Cottages for workers and white-collar employees (1923–1924, architect Viktor Trotsenko) – one of the earliest examples of standardized mass housing in Kharkiv.

In the early 20th century, the Western world was swept by urban visions of suburbs and carefully planned Garden cities, where tens of thousands of people were expected to live in typical low-rise cottages with their own gardens. Kharkiv also embraced these ideas, building several settlements in the 1920s with typical, yet modern and comfortable for the time, one- and two-story workers’ houses, each with two to four apartments. Each cottage had a garden, allowing for the cultivation of vegetables and poultry.
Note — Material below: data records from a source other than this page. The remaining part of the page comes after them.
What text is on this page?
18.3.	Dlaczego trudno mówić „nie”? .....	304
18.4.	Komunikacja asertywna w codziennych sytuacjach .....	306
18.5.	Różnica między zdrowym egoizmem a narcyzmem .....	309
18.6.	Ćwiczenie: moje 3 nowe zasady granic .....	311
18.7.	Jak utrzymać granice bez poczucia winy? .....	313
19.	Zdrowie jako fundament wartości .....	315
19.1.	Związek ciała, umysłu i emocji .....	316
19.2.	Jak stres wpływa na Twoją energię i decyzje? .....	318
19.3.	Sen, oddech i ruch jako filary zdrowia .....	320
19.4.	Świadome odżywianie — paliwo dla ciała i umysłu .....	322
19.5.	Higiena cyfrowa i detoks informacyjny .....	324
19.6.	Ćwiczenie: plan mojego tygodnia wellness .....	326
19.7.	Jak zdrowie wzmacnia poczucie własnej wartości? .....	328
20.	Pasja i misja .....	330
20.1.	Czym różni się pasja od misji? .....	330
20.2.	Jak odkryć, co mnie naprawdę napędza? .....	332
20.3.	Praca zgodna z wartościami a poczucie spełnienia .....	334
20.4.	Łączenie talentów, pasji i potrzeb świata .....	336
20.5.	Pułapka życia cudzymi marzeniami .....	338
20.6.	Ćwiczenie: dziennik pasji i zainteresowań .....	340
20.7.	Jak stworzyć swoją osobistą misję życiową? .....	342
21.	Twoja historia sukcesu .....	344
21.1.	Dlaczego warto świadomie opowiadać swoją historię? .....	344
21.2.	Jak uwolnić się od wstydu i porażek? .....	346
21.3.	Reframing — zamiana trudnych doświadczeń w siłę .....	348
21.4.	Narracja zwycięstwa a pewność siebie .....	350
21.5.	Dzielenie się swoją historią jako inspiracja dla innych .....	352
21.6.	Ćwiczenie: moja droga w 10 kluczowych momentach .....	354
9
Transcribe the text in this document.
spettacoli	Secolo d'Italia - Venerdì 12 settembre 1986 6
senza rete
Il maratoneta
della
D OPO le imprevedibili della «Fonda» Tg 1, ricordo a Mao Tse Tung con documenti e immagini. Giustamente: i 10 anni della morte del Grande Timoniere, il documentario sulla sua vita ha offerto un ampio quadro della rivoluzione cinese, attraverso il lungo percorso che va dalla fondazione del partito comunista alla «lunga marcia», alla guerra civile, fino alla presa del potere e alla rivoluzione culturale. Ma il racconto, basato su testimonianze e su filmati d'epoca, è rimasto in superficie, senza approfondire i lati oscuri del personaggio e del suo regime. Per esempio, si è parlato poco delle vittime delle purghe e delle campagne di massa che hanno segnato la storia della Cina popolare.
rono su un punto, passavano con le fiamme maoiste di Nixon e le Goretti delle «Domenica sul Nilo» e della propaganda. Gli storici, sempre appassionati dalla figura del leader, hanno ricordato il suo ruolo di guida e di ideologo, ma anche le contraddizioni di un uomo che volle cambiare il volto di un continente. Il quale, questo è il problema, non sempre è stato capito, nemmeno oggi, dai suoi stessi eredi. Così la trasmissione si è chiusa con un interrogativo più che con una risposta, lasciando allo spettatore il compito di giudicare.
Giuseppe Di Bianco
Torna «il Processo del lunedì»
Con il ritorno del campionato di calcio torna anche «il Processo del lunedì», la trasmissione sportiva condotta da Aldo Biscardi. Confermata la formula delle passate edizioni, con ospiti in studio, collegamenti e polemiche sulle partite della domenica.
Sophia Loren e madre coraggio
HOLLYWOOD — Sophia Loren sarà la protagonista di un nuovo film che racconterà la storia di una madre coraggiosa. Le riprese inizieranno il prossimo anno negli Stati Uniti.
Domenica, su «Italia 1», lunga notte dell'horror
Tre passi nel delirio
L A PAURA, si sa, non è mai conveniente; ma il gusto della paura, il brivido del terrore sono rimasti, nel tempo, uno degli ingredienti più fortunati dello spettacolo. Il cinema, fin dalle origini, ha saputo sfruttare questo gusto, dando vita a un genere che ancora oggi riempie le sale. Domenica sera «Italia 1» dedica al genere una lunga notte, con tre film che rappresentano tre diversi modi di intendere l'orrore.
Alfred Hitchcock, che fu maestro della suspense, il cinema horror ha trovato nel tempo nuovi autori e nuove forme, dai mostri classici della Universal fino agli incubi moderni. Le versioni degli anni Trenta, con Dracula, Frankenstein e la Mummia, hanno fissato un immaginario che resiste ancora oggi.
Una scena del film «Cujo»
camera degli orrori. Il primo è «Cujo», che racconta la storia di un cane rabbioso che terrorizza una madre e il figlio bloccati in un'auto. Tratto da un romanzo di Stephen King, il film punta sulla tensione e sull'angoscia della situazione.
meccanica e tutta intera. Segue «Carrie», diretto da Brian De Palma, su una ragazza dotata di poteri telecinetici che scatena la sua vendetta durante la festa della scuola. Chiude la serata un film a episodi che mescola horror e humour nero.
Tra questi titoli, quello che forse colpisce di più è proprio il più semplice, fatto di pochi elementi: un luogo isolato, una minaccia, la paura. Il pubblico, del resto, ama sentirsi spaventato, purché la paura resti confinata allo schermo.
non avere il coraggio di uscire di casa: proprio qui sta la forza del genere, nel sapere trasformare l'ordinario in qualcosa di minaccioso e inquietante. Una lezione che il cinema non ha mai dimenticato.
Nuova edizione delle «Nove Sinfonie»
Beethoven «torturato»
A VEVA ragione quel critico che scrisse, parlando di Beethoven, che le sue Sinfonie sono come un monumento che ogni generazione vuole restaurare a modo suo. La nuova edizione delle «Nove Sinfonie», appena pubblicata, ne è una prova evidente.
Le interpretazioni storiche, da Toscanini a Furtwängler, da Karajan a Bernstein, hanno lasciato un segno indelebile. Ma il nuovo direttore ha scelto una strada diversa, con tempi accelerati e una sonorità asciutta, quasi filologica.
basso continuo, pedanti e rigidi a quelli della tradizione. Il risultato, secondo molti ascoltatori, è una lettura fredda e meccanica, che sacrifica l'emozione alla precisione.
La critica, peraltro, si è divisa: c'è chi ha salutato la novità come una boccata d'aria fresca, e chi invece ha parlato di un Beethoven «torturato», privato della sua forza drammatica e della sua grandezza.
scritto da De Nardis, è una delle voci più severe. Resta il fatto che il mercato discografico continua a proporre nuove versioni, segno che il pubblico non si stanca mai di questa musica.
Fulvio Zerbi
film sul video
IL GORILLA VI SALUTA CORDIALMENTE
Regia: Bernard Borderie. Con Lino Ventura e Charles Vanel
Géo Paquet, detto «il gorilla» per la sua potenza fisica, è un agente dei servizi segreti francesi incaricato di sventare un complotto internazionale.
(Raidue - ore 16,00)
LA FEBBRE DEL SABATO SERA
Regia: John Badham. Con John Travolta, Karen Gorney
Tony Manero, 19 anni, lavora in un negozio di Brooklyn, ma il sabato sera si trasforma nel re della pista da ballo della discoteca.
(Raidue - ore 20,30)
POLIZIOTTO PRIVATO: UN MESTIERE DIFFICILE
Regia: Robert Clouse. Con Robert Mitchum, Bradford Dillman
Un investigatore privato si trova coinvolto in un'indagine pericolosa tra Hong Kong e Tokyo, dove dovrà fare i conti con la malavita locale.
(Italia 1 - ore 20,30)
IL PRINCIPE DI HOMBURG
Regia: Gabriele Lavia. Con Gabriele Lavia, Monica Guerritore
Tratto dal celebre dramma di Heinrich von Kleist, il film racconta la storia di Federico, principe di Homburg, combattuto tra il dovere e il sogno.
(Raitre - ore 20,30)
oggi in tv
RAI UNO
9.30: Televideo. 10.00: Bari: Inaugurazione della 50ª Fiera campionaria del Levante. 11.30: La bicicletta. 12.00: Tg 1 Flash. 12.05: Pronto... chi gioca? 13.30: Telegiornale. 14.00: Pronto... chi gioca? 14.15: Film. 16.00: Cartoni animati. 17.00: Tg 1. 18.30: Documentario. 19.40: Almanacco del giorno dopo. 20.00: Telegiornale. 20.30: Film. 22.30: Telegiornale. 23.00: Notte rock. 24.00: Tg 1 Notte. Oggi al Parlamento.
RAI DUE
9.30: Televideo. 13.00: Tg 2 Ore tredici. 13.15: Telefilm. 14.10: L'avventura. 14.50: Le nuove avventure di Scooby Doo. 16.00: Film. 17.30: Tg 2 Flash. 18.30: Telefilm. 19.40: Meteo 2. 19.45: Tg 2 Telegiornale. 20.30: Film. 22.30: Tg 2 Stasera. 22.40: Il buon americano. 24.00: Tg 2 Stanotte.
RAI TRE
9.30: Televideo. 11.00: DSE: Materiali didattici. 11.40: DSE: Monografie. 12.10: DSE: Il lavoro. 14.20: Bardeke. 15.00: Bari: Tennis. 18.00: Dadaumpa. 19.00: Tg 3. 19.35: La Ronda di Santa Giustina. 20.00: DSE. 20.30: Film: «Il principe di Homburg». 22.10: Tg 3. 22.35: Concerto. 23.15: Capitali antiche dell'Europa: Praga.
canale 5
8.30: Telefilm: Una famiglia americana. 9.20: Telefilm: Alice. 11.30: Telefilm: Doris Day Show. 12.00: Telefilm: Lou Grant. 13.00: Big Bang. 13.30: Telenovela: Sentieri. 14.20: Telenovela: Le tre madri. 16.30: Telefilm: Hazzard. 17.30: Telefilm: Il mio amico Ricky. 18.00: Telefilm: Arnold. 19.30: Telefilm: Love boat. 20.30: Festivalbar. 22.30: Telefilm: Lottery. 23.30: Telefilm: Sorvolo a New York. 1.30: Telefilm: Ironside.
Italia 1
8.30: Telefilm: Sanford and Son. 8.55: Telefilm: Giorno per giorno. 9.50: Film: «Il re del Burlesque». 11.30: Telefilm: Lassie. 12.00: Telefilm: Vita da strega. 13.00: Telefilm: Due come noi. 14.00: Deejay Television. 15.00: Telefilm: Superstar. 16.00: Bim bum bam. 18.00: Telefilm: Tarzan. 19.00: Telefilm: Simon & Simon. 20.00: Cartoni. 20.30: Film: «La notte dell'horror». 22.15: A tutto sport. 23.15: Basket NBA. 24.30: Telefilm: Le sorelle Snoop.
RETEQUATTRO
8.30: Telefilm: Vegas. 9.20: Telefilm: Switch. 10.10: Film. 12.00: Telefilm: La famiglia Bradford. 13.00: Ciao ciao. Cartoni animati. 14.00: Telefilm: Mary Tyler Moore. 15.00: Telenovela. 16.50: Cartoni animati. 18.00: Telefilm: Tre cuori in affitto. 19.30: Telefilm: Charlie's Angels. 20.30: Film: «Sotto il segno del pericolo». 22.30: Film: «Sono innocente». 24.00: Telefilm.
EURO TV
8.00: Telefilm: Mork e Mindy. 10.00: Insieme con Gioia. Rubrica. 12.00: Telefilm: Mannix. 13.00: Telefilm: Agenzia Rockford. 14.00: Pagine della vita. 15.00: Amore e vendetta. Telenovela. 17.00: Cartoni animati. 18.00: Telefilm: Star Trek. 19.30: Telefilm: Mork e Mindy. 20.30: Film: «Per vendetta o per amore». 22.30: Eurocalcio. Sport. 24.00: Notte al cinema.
This development was radically different from the chaotic urban planning that had prevailed previously, where large multi-story buildings created closed neighborhoods. Unfortunately, over the years, the vast majority of typical townhouses in Kharkiv were demolished to make way for large apartment buildings. This organized “suburbia,” which hindered collectivization and the transition to communal services, failed to develop properly in the Soviet Ukraine and became a thing of the past.
Alas, over time, these buildings are becoming fewer and fewer, and they are disappearing before our very eyes, despite their status as architectural landmarks. Two such buildings (at Sportyvnyi Lane, 7 and 9) in the late 2010s were dismantled brick by brick, and the remains were used to add another story to the similar building at Metalista Street, 5.
This cottage at Heroes of Kharkiv Avenue, 130 has been converted into a supermarket in 2020.



Several cottages on Sportyvnyi Lane are still very much “alive”

Viktor Trotsenko studied and measured examples of traditional folk architecture in the early 1920s, together with staff from the Museum of Ukrainian Art under the direction of Stefan Taranushenko.

That is why the building features trapezoidal windows and an roof shape characteristic of Ukrainian Art Nouveau.

However, as architect Denis Vitchenko writes, this is no longer Ukrainian Art Nouveau, but rather revolutionary-industrial romanticism; it’s just that both styles drew inspiration from the same folk roots.

A total of 35 such cottages were built.

In addition to the well-known buildings on Heroes of Kharkiv Avenue, five more have survived on Reshetnykovs’kyi Lane and Tarasa Bobanycha Street, south of the Palace of Culture “Metalist”.

Many of them have been “overgrown” with numerous additions, but they are still inhabited and not abandoned.